Carlo Maria Mariani 1931 | Italy



















































Carlo Maria Mariani 1931 | Italy
Mariani is a conceptual painter. His work is a meditation on perfection and harmony - past, present and future. It is not enough for him to present to the world simply a glimpse of his own private vision. Instead, he offers an alternative mode of thought, to be used by all who seek refuge from mass-media induced mediocrity and cynicism...
He uses his dazzling craftsmanship and mythological themes to address the most advanced aesthetic problems of today. His work involves complex issues including reconciliations of past with present, memory with loss, and life with death...In his work, Mariani strives for heightened consciousness, and for a greater understanding of the dimensions, not only of space, but also of time."

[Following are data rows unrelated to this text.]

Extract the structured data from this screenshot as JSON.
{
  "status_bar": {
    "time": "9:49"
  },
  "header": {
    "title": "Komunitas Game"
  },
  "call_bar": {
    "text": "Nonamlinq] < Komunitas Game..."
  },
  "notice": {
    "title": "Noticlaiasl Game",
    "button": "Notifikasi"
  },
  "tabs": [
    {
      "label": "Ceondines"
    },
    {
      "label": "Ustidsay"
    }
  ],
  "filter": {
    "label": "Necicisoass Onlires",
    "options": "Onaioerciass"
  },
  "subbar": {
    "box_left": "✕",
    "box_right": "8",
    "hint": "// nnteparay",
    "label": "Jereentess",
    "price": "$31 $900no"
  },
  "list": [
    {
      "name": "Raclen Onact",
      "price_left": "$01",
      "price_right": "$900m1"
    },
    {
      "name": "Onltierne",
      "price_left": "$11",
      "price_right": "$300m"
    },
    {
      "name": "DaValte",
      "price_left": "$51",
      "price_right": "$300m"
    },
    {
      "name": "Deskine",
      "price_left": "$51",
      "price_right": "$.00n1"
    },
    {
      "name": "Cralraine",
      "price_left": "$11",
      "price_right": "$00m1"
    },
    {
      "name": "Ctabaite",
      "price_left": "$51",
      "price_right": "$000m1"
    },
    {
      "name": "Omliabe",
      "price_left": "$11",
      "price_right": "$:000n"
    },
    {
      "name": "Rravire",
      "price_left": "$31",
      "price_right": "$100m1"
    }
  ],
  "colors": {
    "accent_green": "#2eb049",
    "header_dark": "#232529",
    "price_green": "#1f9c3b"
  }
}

-David Ebony, Art in America
Carlo Maria Mariani was born in Rome and studied in Italy at the Academia di Belle Arti. Mariani is a conceptual artist who uses painting as his medium. His work combines the language of both classical and contemporary imagery to express his personal vision and the hidden anxieties of our time. In 1998 he was awarded the prestigious Feltrinelli prize from the Academia dei Lincel in Rome for lifetime achievement in painting and has represented his native Italy three times in the Venice Biennale. He has exhibited worldwide Documenta, Museum of Modern Art, Los Angeles County Museum, Frye Museum in Seattle, Bologna Museum of Modern Art and his work is held in private and public collections in Europe and the United States, including the Guggenheim Museum in New York. The Earl Mcgrath Gallery is pleased to hold an exhibition of his paintings at our New York location in the spring of 2003. Mariani lives and works in New York City.